Military investigators from Russia stand near the debris of a Russian airliner at the site of its crash at the Hassana area in Arish city, north Egypt, November 1, 2015. © Mohamed Abd El Ghany
Islamic State militants could have targeted a British passenger plane with homemade explosives, but at the last minute chose instead to attack a Russian plane in revenge for airstrikes in Syria, the extremist group’s magazine suggests.

The terrorist group claimed responsibility for placing a bomb aboard Metrojet Airbus A321 on October 31. The plane crashed over Sinai, Egypt, killing all 224 people on board. 

In the latest edition of Dabiq, the online magazine of Islamic State (formerly ISIS/ISIL), militants claim they were prepared to launch the attack on any of the Western states backing US-led airstrikes, including Britain.

But after Russia began its bombing campaign, the terror group decided to hit a Russian plane instead, the magazine claims.

After finding a way to compromise the security at the Sharm el-Sheikh International Airport, militants claim in the article they sought to target a plane belonging to a state participating in US-led airstrikes. The target was changed to a Russian plane at the last minute.

Russian President Vladimir Putin vowed to intensify airstrikes against the terror group in the wake of the attack. The Russian campaign to bolster support for Syrian President Bashar Assad began on September 30.

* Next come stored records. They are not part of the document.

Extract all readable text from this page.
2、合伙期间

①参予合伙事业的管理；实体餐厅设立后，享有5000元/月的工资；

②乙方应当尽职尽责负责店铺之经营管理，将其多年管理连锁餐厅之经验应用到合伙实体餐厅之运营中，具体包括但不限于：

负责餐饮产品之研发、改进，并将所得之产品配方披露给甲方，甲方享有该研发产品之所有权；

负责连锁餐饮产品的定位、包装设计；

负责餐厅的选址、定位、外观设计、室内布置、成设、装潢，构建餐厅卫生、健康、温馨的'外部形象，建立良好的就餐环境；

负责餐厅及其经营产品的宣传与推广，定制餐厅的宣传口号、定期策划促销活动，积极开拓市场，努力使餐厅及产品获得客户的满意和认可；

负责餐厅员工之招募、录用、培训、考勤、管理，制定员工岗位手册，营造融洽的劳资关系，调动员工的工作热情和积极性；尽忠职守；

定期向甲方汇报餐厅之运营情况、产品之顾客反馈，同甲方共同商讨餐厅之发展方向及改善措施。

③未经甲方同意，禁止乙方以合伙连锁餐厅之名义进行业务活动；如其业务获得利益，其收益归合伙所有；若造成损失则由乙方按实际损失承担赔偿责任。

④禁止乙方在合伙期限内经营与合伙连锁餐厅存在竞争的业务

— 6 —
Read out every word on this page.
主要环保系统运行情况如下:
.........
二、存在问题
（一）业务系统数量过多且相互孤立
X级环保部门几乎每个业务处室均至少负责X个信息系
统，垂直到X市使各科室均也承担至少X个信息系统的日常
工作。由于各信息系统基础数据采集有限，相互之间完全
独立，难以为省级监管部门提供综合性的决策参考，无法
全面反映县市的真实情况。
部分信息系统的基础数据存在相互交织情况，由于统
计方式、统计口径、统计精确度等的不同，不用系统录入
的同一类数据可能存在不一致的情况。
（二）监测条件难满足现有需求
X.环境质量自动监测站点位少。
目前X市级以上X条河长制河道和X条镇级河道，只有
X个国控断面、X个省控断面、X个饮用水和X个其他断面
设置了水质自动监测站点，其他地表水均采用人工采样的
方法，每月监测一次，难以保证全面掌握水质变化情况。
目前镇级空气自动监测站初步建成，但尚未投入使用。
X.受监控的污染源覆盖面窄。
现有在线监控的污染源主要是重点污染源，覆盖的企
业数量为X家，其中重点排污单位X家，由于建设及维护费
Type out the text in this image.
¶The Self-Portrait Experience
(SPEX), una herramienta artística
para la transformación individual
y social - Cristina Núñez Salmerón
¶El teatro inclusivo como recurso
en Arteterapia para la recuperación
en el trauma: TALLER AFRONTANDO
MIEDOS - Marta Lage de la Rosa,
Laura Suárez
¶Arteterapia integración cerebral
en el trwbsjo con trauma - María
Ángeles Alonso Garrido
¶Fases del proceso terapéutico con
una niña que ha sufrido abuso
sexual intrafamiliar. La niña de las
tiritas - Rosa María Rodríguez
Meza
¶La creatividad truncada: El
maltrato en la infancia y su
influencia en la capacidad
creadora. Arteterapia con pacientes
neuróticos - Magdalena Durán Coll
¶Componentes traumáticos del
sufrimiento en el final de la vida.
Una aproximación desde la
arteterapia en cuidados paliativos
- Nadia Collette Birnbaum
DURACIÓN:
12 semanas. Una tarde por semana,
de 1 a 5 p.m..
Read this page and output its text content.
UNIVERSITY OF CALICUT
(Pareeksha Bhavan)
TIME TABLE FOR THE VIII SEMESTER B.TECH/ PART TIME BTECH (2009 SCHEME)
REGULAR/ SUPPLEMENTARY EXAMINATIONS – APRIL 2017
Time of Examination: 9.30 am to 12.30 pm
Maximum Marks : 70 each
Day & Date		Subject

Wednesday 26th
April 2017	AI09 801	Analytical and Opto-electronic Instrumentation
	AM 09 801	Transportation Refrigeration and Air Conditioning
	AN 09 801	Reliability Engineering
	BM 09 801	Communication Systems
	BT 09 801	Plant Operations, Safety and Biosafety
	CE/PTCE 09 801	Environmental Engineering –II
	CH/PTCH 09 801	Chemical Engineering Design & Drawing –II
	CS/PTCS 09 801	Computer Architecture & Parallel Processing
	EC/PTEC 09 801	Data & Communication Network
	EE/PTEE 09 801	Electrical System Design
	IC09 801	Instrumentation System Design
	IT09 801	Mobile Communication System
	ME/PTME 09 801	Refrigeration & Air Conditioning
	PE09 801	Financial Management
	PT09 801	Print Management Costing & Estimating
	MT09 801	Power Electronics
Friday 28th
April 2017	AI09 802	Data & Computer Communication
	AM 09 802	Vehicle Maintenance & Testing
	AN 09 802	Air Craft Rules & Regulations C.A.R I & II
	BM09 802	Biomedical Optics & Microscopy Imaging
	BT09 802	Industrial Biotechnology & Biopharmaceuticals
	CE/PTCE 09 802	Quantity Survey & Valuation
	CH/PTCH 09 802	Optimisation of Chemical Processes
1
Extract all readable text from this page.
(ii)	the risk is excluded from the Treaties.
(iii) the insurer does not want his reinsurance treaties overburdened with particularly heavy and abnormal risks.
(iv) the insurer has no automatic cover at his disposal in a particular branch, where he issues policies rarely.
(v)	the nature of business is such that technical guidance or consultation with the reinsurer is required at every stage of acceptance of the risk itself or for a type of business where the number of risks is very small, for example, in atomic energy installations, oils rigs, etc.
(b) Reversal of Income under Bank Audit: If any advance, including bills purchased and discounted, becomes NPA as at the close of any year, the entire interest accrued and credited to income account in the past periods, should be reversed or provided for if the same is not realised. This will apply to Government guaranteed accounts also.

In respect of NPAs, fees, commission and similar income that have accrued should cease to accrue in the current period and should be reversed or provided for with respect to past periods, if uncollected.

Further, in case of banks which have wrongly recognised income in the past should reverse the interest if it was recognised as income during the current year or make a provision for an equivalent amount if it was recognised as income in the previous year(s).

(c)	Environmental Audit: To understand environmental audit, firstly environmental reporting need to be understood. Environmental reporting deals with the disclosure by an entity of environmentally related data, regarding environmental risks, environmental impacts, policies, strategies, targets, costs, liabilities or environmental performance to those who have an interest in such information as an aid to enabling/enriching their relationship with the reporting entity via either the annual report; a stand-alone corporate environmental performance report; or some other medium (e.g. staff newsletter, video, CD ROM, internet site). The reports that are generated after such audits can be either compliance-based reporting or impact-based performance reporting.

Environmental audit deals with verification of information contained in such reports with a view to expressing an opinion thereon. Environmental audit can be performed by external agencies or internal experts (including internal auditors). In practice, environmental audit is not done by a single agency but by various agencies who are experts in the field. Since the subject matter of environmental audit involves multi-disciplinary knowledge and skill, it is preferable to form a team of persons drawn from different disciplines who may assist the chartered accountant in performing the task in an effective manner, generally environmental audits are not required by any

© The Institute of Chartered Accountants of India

In the wake of last week’s Islamic State attack on Paris, Britain has ramped up its security and police have been given clearance to “shoot-to-kill” any gunmen who present a threat to the public.

The UK National Counter-Terrorism Security Office (NATSCO) also released guidance on the best way to respond to a terror attack.

In NATSCO’s document, the public is advised how to react in “response to a fast-moving incident such as a firearms or weapons attack.” It also suggests businesses develop procedures for “dynamic lockdown” if their building comes under attack.

The guidelines also advise that in the event of a shooting individuals should “escape if [they] can,” “insist others leave with [them]” and “leave belongings behind.”

If they are unable to leave the building, NATSCO suggests people hide from gunfire behind “substantial brickwork or heavy reinforced walls” because “cover from view does not mean [they] are safe – bullets go through glass, brick, wood and metal.